Alors qu’à la conférence onusienne de Glasgow (COP26), les membres des gouvernements et les experts et expertes de toute la planète négocient des instruments internationaux contraignants pour la protection du climat, les habitants et habitantes de petites villes suisses tentent de passer de la parole aux actes. 

L’invitation est arrivée au bon moment pour Mirjam Javet. Cette professeure de piano d’Uster, petite ville à 20 km de Zurich, fait partie des 2000 personnes tirées au sort et invitées par lettre au printemps dernier à rejoindre l’Assemblée des citoyens et citoyennes pour le climat. Avec la pandémie de coronavirus, le thème de la durabilité avait gagné en importance à ses yeux, confie-t-elle. Elle cherchait à agir, mais rechignait devant un engagement politique. «Et cette lettre a volé jusque chez moi».

Mirjam Javet
Mirjam Javet. swissinfo.ch

L’Assemblée locale des citoyens et citoyennes pour le climat est une initiative de la municipalité d’Uster. C’est l’une des premières de ce type en Suisse. Organisée sur deux week-ends, elle a débouché sur la publication d’un rapport proposant des solutions concrètes à mettre en œuvre sur le plan local.
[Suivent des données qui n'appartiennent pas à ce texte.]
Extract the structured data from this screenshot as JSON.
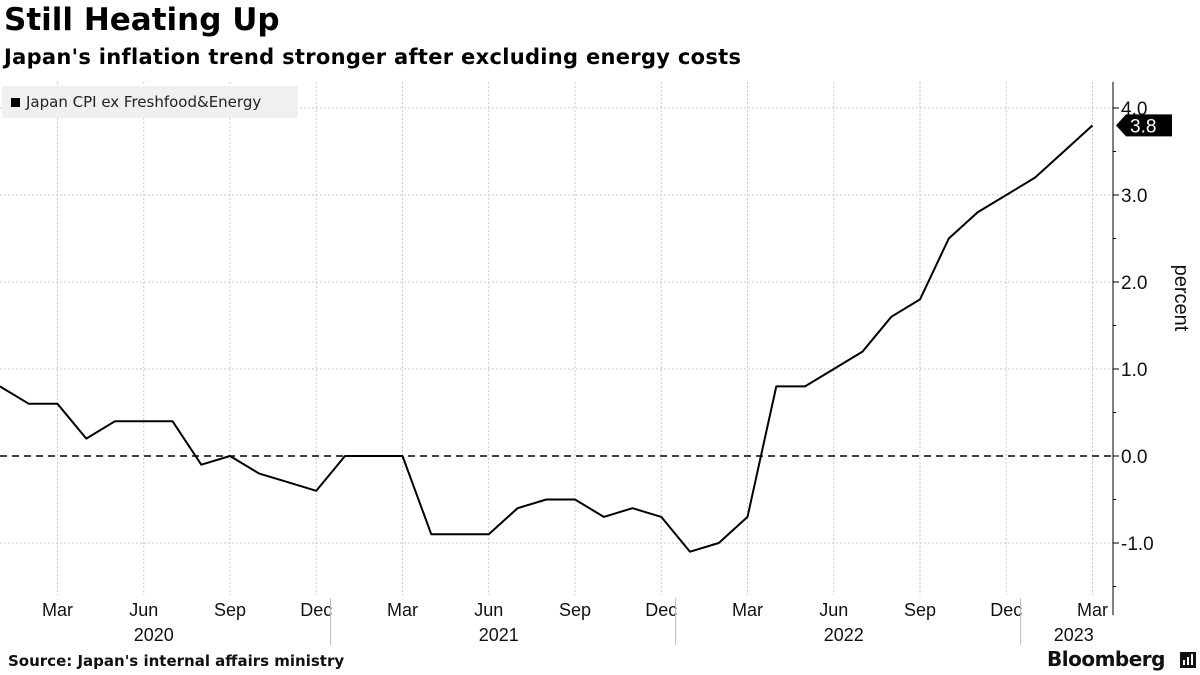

L’assemblée en question doit être replacée dans un contexte d’émergence de différentes initiatives de ce type et ce, partout dans le monde. Une manière de partir de la base pour informer et fournir des solutions pratiques aux différents enjeux politiques et sociétaux. En Suisse, Genève avec le «Forum citoyen» et Sion avec «Demoscan» en ont fait l’expérience.

Certaines assemblées de citoyens et citoyennes sont également organisées à l’échelle internationale pour faire entendre des voix venant de partout sur la planète. Pour la première fois cette année, une Assemblée mondiale des citoyens et citoyennesLien externe s’est constituée en marge de la COP. Elle fonctionne sur le même modèle que sa consœur d’Uster et ce, depuis le 7 octobre dernier.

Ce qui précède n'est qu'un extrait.